Phytoplankton are flourishing in areas of open water left exposed by Antarctic melting - and are acting as a carbon sink.
As blooms die back, the phytoplankton sinks to the sea-bed where it can store carbon for thousands or millions of years. Scientists from the British Antarctic Survey (BAS) now estimate that this new natural 'sink' is taking around 3.5 million tonnes of carbon from the ocean and atmosphere each year - equivalent to 12.8 million tonnes of CO2.
"Although this is a small amount of carbon compared to global emissions of greenhouse gases in the atmosphere it is nevertheless an important discovery," says Professor Lloyd Peck of the BAS. "It shows nature's ability to thrive in the face of adversity."
The team compared records of coastal glacial retreat with records of the amount of chlorophyll in the ocean.
They found that over the past 50 years, melting ice has opened up at least 24,000km2 of new open water, which has been colonised by carbon-absorbing phytoplankton.
According to the authors, this new bloom is the second largest factor acting against climate change so far discovered on Earth - the largest being new forest growth in the Arctic.

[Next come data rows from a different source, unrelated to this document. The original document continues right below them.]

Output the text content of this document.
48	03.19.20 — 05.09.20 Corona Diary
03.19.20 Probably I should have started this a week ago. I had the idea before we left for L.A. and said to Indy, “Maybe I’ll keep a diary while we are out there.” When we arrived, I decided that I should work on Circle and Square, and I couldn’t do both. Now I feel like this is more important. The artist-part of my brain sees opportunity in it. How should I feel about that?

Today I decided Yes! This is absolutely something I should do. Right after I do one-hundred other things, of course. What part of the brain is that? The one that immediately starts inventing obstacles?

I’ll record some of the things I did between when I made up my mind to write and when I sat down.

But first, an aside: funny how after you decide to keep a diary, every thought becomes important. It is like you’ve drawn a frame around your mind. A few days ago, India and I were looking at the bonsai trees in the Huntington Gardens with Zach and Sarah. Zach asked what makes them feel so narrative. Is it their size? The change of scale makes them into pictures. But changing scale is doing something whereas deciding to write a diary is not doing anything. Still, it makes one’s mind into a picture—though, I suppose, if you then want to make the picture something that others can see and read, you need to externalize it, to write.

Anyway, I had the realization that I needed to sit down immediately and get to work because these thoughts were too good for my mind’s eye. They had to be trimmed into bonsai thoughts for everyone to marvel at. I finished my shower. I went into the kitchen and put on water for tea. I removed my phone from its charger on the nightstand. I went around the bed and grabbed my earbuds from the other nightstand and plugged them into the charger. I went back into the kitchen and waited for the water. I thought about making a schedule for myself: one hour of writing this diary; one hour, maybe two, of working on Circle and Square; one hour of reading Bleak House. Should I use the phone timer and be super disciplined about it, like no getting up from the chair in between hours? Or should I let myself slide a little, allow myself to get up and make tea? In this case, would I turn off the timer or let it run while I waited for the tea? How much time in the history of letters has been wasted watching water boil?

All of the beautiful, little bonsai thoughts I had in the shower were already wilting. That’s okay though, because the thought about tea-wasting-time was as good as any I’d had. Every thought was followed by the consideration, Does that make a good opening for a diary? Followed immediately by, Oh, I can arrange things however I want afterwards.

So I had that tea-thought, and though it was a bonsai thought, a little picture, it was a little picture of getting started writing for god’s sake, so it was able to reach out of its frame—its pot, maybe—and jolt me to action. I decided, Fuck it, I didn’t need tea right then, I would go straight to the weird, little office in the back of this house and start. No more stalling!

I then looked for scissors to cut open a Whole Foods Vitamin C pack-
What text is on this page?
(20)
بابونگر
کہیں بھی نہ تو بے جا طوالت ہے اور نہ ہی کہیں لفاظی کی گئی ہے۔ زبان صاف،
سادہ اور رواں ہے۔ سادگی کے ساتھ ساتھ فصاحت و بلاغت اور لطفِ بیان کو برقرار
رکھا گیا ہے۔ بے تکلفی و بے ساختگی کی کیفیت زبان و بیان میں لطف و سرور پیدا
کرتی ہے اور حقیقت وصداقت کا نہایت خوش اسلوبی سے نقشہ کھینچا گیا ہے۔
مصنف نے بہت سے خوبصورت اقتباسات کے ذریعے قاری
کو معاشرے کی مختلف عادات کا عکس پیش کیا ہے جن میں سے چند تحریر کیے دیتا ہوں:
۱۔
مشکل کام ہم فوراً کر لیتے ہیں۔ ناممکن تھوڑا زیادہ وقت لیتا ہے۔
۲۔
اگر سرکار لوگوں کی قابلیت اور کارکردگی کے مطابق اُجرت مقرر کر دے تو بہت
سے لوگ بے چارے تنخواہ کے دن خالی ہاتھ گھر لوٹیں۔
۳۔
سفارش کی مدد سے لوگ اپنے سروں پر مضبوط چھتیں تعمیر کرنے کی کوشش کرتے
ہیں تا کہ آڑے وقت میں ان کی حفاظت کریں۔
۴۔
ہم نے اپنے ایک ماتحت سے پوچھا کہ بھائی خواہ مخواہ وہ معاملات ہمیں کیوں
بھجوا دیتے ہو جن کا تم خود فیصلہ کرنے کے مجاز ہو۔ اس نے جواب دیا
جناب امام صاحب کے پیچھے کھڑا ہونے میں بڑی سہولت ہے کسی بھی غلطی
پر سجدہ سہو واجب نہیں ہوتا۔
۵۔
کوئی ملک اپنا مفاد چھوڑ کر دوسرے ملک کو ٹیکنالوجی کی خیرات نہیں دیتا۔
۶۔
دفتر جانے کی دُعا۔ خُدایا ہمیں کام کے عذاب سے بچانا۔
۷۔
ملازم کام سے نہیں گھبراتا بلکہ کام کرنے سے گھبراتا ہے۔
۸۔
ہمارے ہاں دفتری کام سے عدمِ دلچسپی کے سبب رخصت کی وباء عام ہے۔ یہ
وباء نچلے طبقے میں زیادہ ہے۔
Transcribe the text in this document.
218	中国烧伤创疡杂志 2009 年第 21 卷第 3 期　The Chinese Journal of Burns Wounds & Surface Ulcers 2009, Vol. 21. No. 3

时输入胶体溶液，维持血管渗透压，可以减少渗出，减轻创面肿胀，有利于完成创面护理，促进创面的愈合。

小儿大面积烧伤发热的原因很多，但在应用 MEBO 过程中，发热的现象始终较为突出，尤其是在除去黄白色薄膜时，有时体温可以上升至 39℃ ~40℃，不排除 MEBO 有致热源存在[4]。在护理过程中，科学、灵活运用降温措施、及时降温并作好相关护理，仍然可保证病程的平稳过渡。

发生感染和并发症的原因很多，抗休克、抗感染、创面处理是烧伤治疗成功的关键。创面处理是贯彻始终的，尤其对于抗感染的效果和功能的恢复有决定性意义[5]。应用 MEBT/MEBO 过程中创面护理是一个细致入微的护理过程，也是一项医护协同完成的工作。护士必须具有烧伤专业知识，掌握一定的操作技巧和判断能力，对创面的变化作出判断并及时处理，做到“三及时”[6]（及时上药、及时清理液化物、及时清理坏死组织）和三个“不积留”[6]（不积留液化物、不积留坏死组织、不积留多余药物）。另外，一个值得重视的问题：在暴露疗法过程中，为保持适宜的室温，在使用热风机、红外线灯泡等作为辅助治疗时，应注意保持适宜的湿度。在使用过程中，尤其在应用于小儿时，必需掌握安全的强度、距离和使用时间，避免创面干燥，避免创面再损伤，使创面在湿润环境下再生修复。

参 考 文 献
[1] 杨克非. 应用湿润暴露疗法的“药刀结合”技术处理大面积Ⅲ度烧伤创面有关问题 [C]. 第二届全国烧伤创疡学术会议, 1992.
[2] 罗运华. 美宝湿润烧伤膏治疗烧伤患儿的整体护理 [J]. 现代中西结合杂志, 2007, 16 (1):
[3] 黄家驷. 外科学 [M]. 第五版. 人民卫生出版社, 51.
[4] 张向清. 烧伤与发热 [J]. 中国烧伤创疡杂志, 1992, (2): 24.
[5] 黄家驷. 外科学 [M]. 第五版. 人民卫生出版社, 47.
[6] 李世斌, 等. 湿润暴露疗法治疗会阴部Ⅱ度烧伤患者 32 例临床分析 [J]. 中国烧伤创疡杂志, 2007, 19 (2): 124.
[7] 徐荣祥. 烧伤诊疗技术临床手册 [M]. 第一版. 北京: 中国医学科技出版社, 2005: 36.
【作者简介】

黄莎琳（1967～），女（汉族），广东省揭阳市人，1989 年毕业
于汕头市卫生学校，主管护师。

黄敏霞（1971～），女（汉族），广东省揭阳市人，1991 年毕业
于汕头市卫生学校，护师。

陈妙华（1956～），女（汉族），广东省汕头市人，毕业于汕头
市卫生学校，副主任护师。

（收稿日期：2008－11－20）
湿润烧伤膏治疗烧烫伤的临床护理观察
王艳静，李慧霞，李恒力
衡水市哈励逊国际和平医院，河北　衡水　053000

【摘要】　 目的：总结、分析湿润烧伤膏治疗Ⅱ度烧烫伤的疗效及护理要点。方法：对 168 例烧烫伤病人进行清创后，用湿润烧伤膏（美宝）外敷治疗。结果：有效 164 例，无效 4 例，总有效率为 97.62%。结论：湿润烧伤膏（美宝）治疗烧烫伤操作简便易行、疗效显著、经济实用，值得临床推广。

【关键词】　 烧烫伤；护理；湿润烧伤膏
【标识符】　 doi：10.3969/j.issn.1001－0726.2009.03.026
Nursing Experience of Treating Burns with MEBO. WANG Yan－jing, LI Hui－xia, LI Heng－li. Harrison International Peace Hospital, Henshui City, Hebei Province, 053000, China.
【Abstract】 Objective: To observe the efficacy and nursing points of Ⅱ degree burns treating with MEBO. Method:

Professor Peck said: "Elsewhere in the world, human activity is undermining the ability of oceans and marine ecosystems to capture and store carbon. At present, there is little change in ice shelves and coastal glaciers away from the Antarctic Peninsula, but if more Antarctic ice is lost as a result of climate change, then these new blooms have the potential to be a significant biological sink for carbon."
The research appears in Global Change Biology.